Dégradation de l’environnement:: Un coût très lourd pour l’économie

Publié le par Alain GYRE

Dégradation de l’environnement:: Un coût très lourd pour l’économie

 

 

Samedi, 06 Avril 2013

9 à 10% du PIB ou entre 450 et 500 millions US$ par an.

C’est le coût de la dégradation de l’environnement à Madagascar d’après l’estimation de la Banque mondiale. Hier à Anosy, cette institution a présenté son rapport sur l’environnement. Et si l’on se penche sur le coût économique de la dégradation environnementale, il est très lourd pour l’économie. Si l’on y ajoute les dégâts et dommages occasionnés par les cyclones, le coût est encore plus élevé. En 2008 en effet, les dégâts provoqués par une série de cyclones ont été estimés à 5% du PIB. Si l’on revient sur la moyenne citée plus haut, il faut rappeler que rares sont les principaux secteurs à afficher un tel taux de croissance. Le dernier Tableau de bord économique de l’Institut national de la statistique (INSTAT) montre qu’en 2011, seuls les secteurs des assurances et de l’industrie du corps gras ont affiché une croissance au-dessus de 10% (respectivement 10,8% et 14,4%). Comme quoi, la croissance économique est fortement handicapée par la dégradation de l’environnement. Jean-Christophe Carret de la Banque mondiale affirme que Madagascar n’est pas sur une trajectoire de développement durable. En effet, l’épargne ajustée, c'est-à-dire l’épargne qui combine le capital productif, humain et naturel est négative pour le pays.

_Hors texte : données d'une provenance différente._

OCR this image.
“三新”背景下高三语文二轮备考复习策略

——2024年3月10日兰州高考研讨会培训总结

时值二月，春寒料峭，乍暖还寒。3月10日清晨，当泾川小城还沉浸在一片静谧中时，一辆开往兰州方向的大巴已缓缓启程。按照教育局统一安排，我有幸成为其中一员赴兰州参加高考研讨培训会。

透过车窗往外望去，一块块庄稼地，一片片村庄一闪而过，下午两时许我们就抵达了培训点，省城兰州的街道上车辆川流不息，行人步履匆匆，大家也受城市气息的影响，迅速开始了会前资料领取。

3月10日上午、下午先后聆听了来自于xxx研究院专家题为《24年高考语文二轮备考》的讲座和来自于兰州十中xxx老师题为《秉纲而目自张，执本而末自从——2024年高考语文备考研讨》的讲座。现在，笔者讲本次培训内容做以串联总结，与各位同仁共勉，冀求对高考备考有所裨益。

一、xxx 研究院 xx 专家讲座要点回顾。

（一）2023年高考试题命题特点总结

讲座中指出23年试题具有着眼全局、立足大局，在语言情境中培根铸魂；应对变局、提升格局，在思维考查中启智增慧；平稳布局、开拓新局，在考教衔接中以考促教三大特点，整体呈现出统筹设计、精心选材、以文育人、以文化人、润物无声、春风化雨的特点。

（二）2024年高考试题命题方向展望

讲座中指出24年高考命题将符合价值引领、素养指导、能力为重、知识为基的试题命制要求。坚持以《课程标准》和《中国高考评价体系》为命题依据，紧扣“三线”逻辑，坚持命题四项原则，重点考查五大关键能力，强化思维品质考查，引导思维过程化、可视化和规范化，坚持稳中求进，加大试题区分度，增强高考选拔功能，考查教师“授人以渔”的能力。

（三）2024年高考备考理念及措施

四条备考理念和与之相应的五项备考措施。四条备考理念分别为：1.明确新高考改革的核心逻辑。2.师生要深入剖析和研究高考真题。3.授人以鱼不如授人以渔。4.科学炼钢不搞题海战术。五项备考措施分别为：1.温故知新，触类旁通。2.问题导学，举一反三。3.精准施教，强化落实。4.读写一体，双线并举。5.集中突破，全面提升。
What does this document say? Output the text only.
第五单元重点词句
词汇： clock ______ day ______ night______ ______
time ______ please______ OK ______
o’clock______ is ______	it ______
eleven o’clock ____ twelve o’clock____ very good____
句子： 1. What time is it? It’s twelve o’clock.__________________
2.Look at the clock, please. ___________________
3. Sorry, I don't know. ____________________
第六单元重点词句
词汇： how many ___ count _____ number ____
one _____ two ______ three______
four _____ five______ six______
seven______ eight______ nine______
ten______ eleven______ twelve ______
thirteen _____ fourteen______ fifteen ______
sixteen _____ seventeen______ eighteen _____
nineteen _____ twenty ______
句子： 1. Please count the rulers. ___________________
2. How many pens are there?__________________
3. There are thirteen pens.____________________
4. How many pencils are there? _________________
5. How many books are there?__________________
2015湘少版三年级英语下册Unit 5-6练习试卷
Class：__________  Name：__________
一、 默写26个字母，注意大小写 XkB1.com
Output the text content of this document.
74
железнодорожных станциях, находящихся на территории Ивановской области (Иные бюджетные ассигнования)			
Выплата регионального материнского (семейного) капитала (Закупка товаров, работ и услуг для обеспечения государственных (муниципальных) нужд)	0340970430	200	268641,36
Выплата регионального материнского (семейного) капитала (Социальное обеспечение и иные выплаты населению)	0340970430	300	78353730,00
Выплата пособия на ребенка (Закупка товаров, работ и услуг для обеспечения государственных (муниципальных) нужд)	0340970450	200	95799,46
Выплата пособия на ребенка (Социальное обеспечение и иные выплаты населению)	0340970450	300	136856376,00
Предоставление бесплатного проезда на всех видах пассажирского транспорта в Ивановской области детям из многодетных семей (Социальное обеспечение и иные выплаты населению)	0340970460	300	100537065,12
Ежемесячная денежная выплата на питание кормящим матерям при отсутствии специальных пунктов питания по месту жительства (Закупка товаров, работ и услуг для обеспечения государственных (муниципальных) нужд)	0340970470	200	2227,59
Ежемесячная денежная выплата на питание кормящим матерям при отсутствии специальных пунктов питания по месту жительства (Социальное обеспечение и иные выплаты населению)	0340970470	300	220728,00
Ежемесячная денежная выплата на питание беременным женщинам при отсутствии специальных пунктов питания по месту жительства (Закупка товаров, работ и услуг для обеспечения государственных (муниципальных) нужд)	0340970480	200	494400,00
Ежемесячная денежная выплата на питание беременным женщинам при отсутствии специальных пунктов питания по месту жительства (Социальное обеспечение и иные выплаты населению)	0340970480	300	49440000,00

On parle de malédiction des ressources naturelles.

« Madagascar est aussi maudit que le Congo avec le pétrole », relève Jean-Christophe Carret. Or, les ressources minières non incluses, plus de 50% des richesses du pays résident dans le capital naturel. Il s’agit des forêts, des aires protégées, des terres agricoles, des ressources halieutiques. La transformation de ces ressources pose problème à cause notamment de la mauvaise gouvernance. Pourtant, la Banque mondiale pense que le développement du pays repose pour le moment sur la bonne gestion de son capital naturel pour transformer celui-ci en capital productif et humain. En effet, le capital productif et humain est encore trop faible pour produire une croissance soutenue. Les infrastructures sont insuffisantes et mal entretenues, la main d’œuvre est peu qualifiée, sans parler de la déscolarisation massive provoquée par la crise actuelle. Plus de 1 million d’enfants ne peuvent plus rejoindre le chemin de l’école. Toutefois, la mauvaise gestion du capital naturel, à l’instar des trafics illicites de bois de rose, est loin de remédier à cette faiblesse du capital humain et productif.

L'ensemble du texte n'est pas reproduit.